Autonomic neuropathy can be caused by a large number of diseases and conditions or as a side effect of treatment for diseases unrelated to the nervous system. Some common causes of autonomic neuropathy include:

Alcoholism, a chronic, progressive disease that can lead to nerve damage.
Abnormal protein buildup in organs (amyloidosis), which affects the organs and the nervous system.
Autoimmune diseases, in which your immune system attacks and damages parts of your body, including your nerves. This includes an abnormal attack by the immune system that occurs as a result of some cancers (paraneoplastic syndromes).
Diabetes, which can gradually cause nerve damage throughout the body.
Multiple system atrophy, a degenerative disorder that leads to loss and malfunction of some portions of the central nervous system.
Injury to nerves caused by surgery or trauma.
Treatment with certain medications, including some drugs used in cancer chemotherapy and anticholinergic drugs, sometimes used to treat irritable bowel syndrome and overactive bladder.
Other chronic illnesses, such as Parkinson's disease and HIV/AIDS.

Risk factors
Having diabetes puts you at high risk of developing nerve damage, including autonomic neuropathy. Risk is greatest for people over 40 who've had the disease for more than 25 years and have difficulty controlling their blood sugar.
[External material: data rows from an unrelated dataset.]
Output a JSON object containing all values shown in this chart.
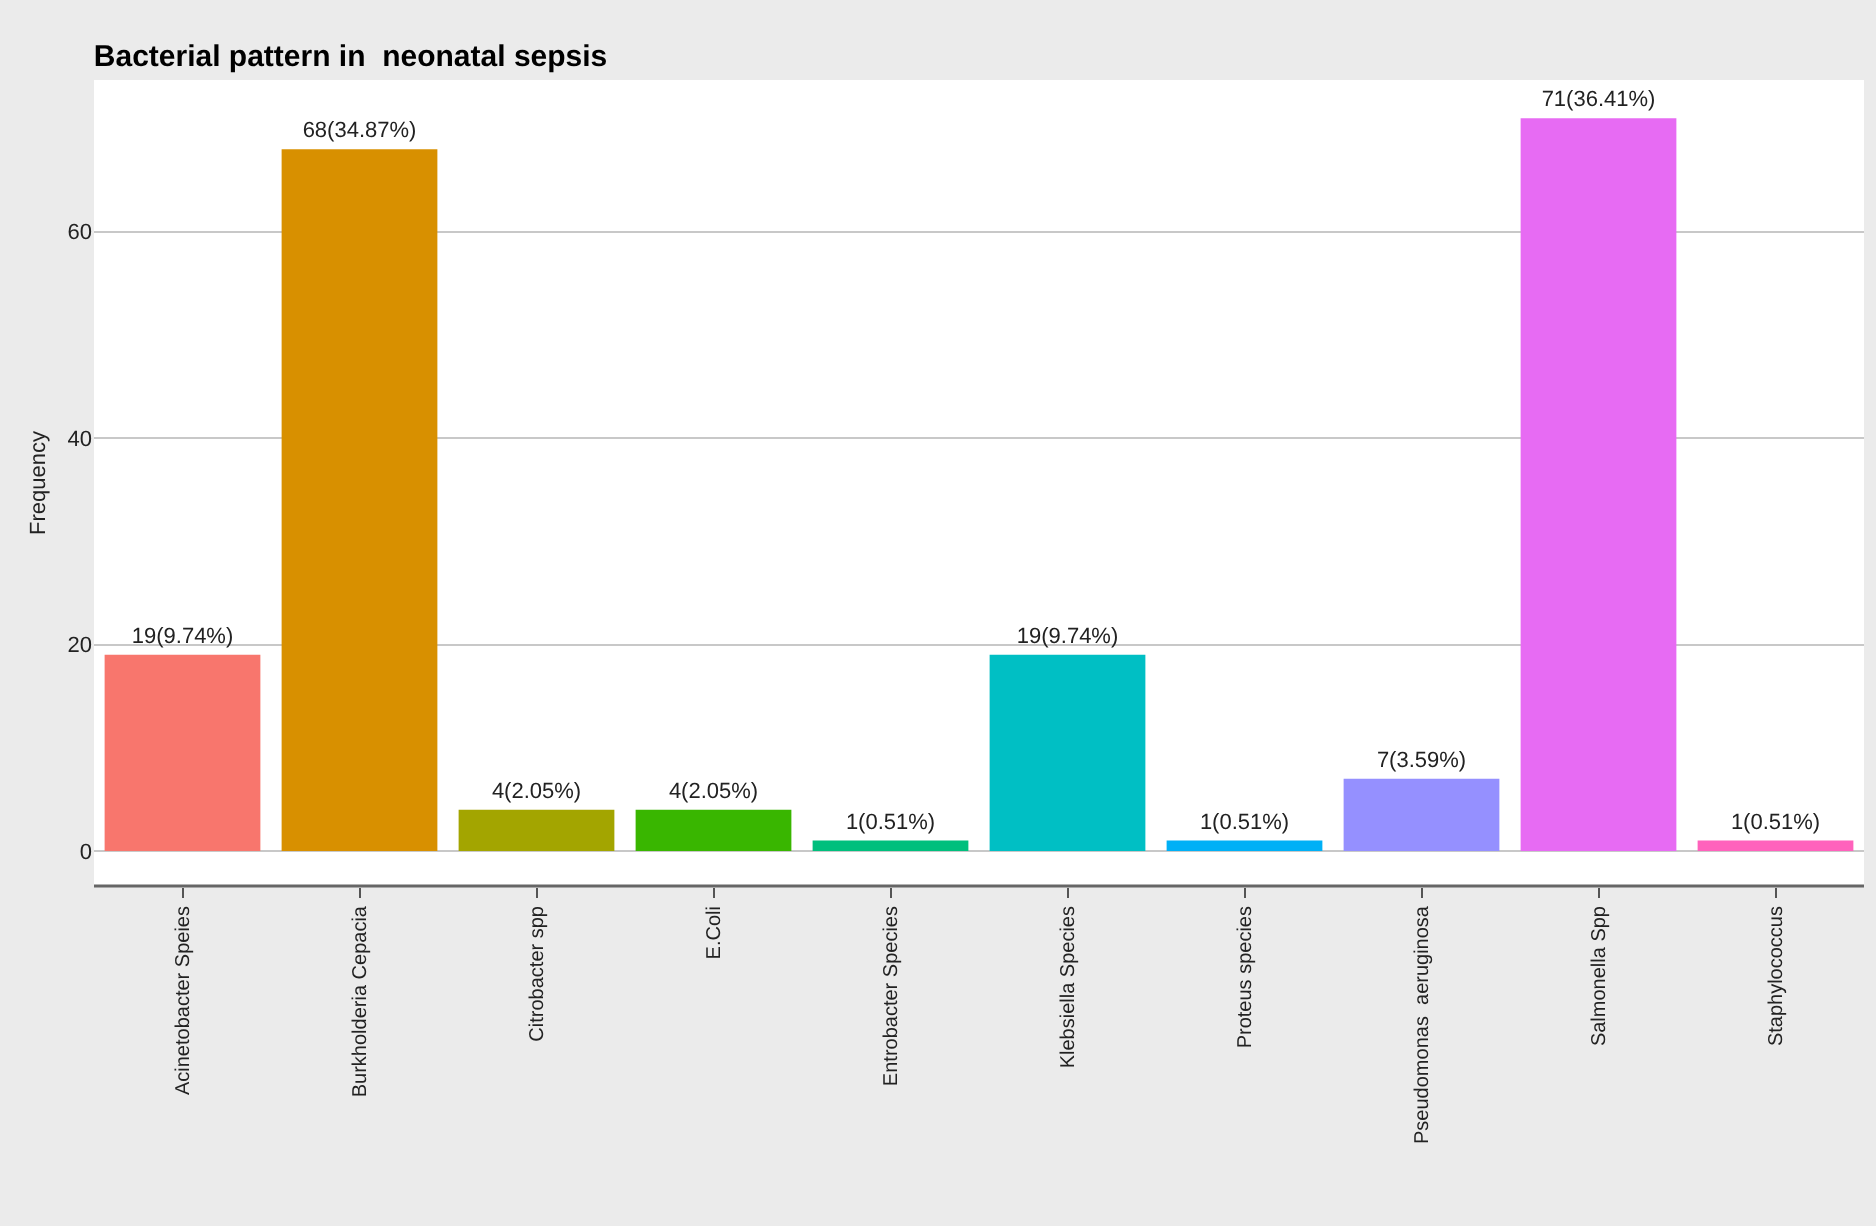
{
  "chart_data": {
    "type": "bar",
    "title": "Bacterial pattern in  neonatal sepsis",
    "ylabel": "Frequency",
    "categories": [
      "Acinetobacter Speies",
      "Burkholderia Cepacia",
      "Citrobacter spp",
      "E.Coli",
      "Entrobacter Species",
      "Klebsiella Species",
      "Proteus species",
      "Pseudomonas  aeruginosa",
      "Salmonella Spp",
      "Staphylococcus"
    ],
    "values": [
      19,
      68,
      4,
      4,
      1,
      19,
      1,
      7,
      71,
      1
    ],
    "value_labels": [
      "19(9.74%)",
      "68(34.87%)",
      "4(2.05%)",
      "4(2.05%)",
      "1(0.51%)",
      "19(9.74%)",
      "1(0.51%)",
      "7(3.59%)",
      "71(36.41%)",
      "1(0.51%)"
    ],
    "colors": [
      "#f8766d",
      "#d89000",
      "#a3a500",
      "#39b600",
      "#00bf7d",
      "#00bfc4",
      "#00b0f6",
      "#9590ff",
      "#e76bf3",
      "#ff62bc"
    ],
    "ylim": [
      -3.4,
      74.7
    ],
    "yticks": [
      0,
      20,
      40,
      60
    ],
    "grid": "y"
  }
}
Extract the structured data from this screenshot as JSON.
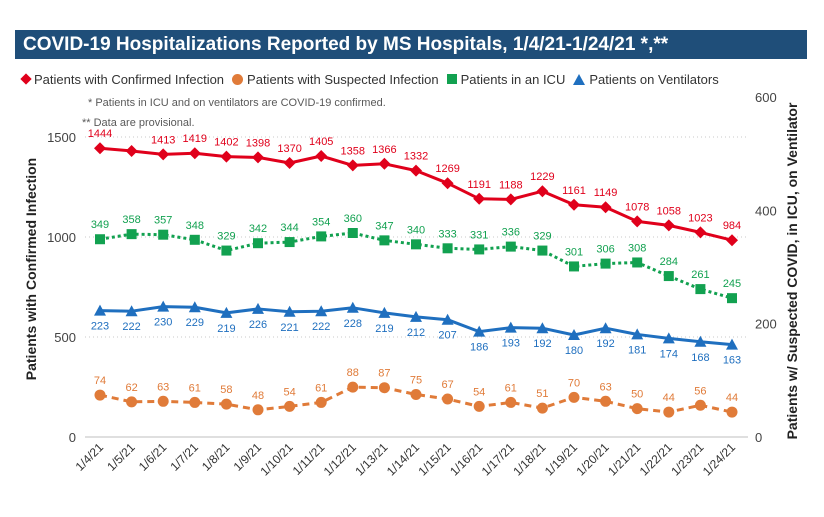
{
  "title": "COVID-19 Hospitalizations Reported by MS Hospitals, 1/4/21-1/24/21 *,**",
  "notes": {
    "icu_note": "* Patients in ICU and on ventilators are COVID-19 confirmed.",
    "provisional_note": "** Data are provisional."
  },
  "colors": {
    "title_bg": "#1f4e79",
    "confirmed": "#e0001b",
    "suspected": "#e07b39",
    "icu": "#12a150",
    "ventilators": "#1f6fbf"
  },
  "chart_data": {
    "type": "line",
    "categories": [
      "1/4/21",
      "1/5/21",
      "1/6/21",
      "1/7/21",
      "1/8/21",
      "1/9/21",
      "1/10/21",
      "1/11/21",
      "1/12/21",
      "1/13/21",
      "1/14/21",
      "1/15/21",
      "1/16/21",
      "1/17/21",
      "1/18/21",
      "1/19/21",
      "1/20/21",
      "1/21/21",
      "1/22/21",
      "1/23/21",
      "1/24/21"
    ],
    "ylabel_left": "Patients with Confirmed Infection",
    "ylabel_right": "Patients w/ Suspected COVID, in ICU, on Ventilator",
    "ylim_left": [
      0,
      1700
    ],
    "ylim_right": [
      0,
      600
    ],
    "yticks_left": [
      0,
      500,
      1000,
      1500
    ],
    "yticks_right": [
      0,
      200,
      400,
      600
    ],
    "grid": "dotted horizontal",
    "legend_position": "top",
    "series": [
      {
        "name": "Patients with Confirmed Infection",
        "axis": "left",
        "marker": "diamond",
        "line": "solid",
        "color": "#e0001b",
        "label_position": "above",
        "values": [
          1444,
          1430,
          1413,
          1419,
          1402,
          1398,
          1370,
          1405,
          1358,
          1366,
          1332,
          1269,
          1191,
          1188,
          1229,
          1161,
          1149,
          1078,
          1058,
          1023,
          984
        ],
        "labels": [
          "1444",
          "",
          "1413",
          "1419",
          "1402",
          "1398",
          "1370",
          "1405",
          "1358",
          "1366",
          "1332",
          "1269",
          "1191",
          "1188",
          "1229",
          "1161",
          "1149",
          "1078",
          "1058",
          "1023",
          "984"
        ]
      },
      {
        "name": "Patients with Suspected Infection",
        "axis": "right",
        "marker": "circle",
        "line": "dashed",
        "color": "#e07b39",
        "label_position": "above",
        "values": [
          74,
          62,
          63,
          61,
          58,
          48,
          54,
          61,
          88,
          87,
          75,
          67,
          54,
          61,
          51,
          70,
          63,
          50,
          44,
          56,
          44
        ],
        "labels": [
          "74",
          "62",
          "63",
          "61",
          "58",
          "48",
          "54",
          "61",
          "88",
          "87",
          "75",
          "67",
          "54",
          "61",
          "51",
          "70",
          "63",
          "50",
          "44",
          "56",
          "44"
        ]
      },
      {
        "name": "Patients in an ICU",
        "axis": "right",
        "marker": "square",
        "line": "dotted",
        "color": "#12a150",
        "label_position": "above",
        "values": [
          349,
          358,
          357,
          348,
          329,
          342,
          344,
          354,
          360,
          347,
          340,
          333,
          331,
          336,
          329,
          301,
          306,
          308,
          284,
          261,
          245
        ],
        "labels": [
          "349",
          "358",
          "357",
          "348",
          "329",
          "342",
          "344",
          "354",
          "360",
          "347",
          "340",
          "333",
          "331",
          "336",
          "329",
          "301",
          "306",
          "308",
          "284",
          "261",
          "245"
        ]
      },
      {
        "name": "Patients on Ventilators",
        "axis": "right",
        "marker": "triangle",
        "line": "solid",
        "color": "#1f6fbf",
        "label_position": "below",
        "values": [
          223,
          222,
          230,
          229,
          219,
          226,
          221,
          222,
          228,
          219,
          212,
          207,
          186,
          193,
          192,
          180,
          192,
          181,
          174,
          168,
          163
        ],
        "labels": [
          "223",
          "222",
          "230",
          "229",
          "219",
          "226",
          "221",
          "222",
          "228",
          "219",
          "212",
          "207",
          "186",
          "193",
          "192",
          "180",
          "192",
          "181",
          "174",
          "168",
          "163"
        ]
      }
    ]
  }
}
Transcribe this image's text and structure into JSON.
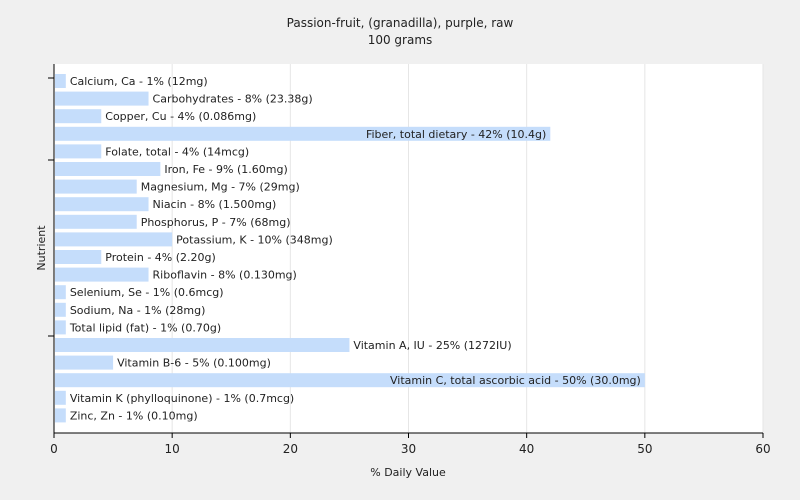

Untreated alcoholism, smoking, being overweight, and having high blood pressure or high levels of blood fat also increase your risk of nerve damage.

When to seek medical advice
If you have diabetes, a compromised immune system or another chronic medical condition, see your doctor regularly to be checked for nerve damage. Seek medical care promptly if you begin experiencing any of the signs and symptoms of autonomic neuropathy.